Mi metteste in un terreno arido, secco, infestato di erbacce
che cercavano ad ogni costo di soffocarmi togliendomi aria e cibo. Morivo di
paura lì sotto al buio, ma voi ogni giorno mi facevate compagnia, parlandomi
dolcemente, come si fa con un bambino che deve crescere. Sentendomi accarezzare con gli occhi e col cuore,
sorridevo per le vostre parole e ridevo di gusto quando vi travestivate da
pagliacci dal naso rosso.
Ricordate quando, pronto a germogliare, arrivarono i corvi
neri che, in circolo , mi si contendevano?
Allora arrivaste voi, che come tanti spaventapasseri, in
fila per tre, vi metteste a farmi la guardia per evitare che finissi nel becco
di quegli uccelli.
Ricordate quando ero una piantina giovane e tenera, ma già
vigorosa e con tanta voglia di crescere?
Un giorno arrivarono
le capre che di germogli sono ghiotte e voi organizzaste un piccolo concerto
con archetti e flauti e, come tanti pifferai di Hamelin, portaste lontani gli
ovini perché io potessi crescere più forte.
Da allora tempo ne è passato.
Continuano ad arrivare
uccellacci neri e capre ghiotte, ma io sono diventato un albero alto e robusto con
rami lunghi che, come braccia, si tendono per accogliere più persone.
Quando arriva la pioggia, la mia chioma frondosa vi ripara
dai fulmini come un ombrello magico e le foglie al vento emettono le note
di vecchie e nuove storie per allietare il cammino ai viandanti stanchi.
Mentre risuonavano nel Parco Vassallo le risate argentine dei piccoli, accompagnati dalle giocherie degli animatori, i musicisti liberavano dagli strumenti suoni melodiosi che vibravano nelle orecchie ed emozionavano i cuori.
La serata ha avuto, poi, un finale strepitoso.
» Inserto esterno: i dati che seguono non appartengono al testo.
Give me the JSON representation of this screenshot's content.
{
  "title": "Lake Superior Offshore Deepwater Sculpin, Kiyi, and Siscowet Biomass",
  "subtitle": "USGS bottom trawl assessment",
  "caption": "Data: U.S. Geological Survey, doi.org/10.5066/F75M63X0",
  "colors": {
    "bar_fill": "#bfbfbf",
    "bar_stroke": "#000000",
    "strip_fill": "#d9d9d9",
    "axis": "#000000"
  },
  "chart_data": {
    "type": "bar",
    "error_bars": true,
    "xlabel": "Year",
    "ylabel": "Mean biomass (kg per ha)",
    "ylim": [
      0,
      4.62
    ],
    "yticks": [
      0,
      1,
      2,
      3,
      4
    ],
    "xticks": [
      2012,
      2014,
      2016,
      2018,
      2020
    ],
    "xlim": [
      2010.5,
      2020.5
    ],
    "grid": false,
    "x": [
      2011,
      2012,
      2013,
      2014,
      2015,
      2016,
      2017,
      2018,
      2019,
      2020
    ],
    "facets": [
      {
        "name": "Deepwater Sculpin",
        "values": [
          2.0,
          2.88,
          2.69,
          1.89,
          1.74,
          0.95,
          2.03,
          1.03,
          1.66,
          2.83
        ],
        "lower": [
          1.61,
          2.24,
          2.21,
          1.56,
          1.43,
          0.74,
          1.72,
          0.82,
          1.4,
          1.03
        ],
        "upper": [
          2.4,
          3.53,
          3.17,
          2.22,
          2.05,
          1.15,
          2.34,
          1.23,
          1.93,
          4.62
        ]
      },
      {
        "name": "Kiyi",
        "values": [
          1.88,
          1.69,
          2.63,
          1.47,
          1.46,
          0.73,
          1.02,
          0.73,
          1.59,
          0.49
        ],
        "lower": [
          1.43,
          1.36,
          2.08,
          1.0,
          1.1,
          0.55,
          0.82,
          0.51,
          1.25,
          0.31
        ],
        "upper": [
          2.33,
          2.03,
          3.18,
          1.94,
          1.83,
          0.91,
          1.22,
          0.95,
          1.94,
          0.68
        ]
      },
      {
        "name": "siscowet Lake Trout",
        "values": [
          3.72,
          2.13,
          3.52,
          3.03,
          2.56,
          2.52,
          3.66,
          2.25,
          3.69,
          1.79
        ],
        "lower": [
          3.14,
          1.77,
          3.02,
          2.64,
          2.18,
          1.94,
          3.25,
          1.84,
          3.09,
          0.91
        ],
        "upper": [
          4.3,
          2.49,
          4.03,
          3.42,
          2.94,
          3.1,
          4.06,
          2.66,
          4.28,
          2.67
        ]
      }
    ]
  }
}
Grazie ad “Una città che…” che ha offerto uno spettacolo superbo, il “ Teatro nel baule” ha presentato “L’ufficio delle parole smarrite”. Scelta giusta e appropriata perché in questo tempo veloce e sfuggente, c’è la necessità di fermarsi e riflettere sull’assunto che il dono più bello è il tempo che si dedica alla cura delle persone amate, alla cura dei sogni nascosti nel profondo del nostro io e alla cura delle idee che, all’inizio embrionali, devono crescere e svilupparsi. Come è successo a quel semino della Biblioteca Fiordilibro che ora è un albero maestoso.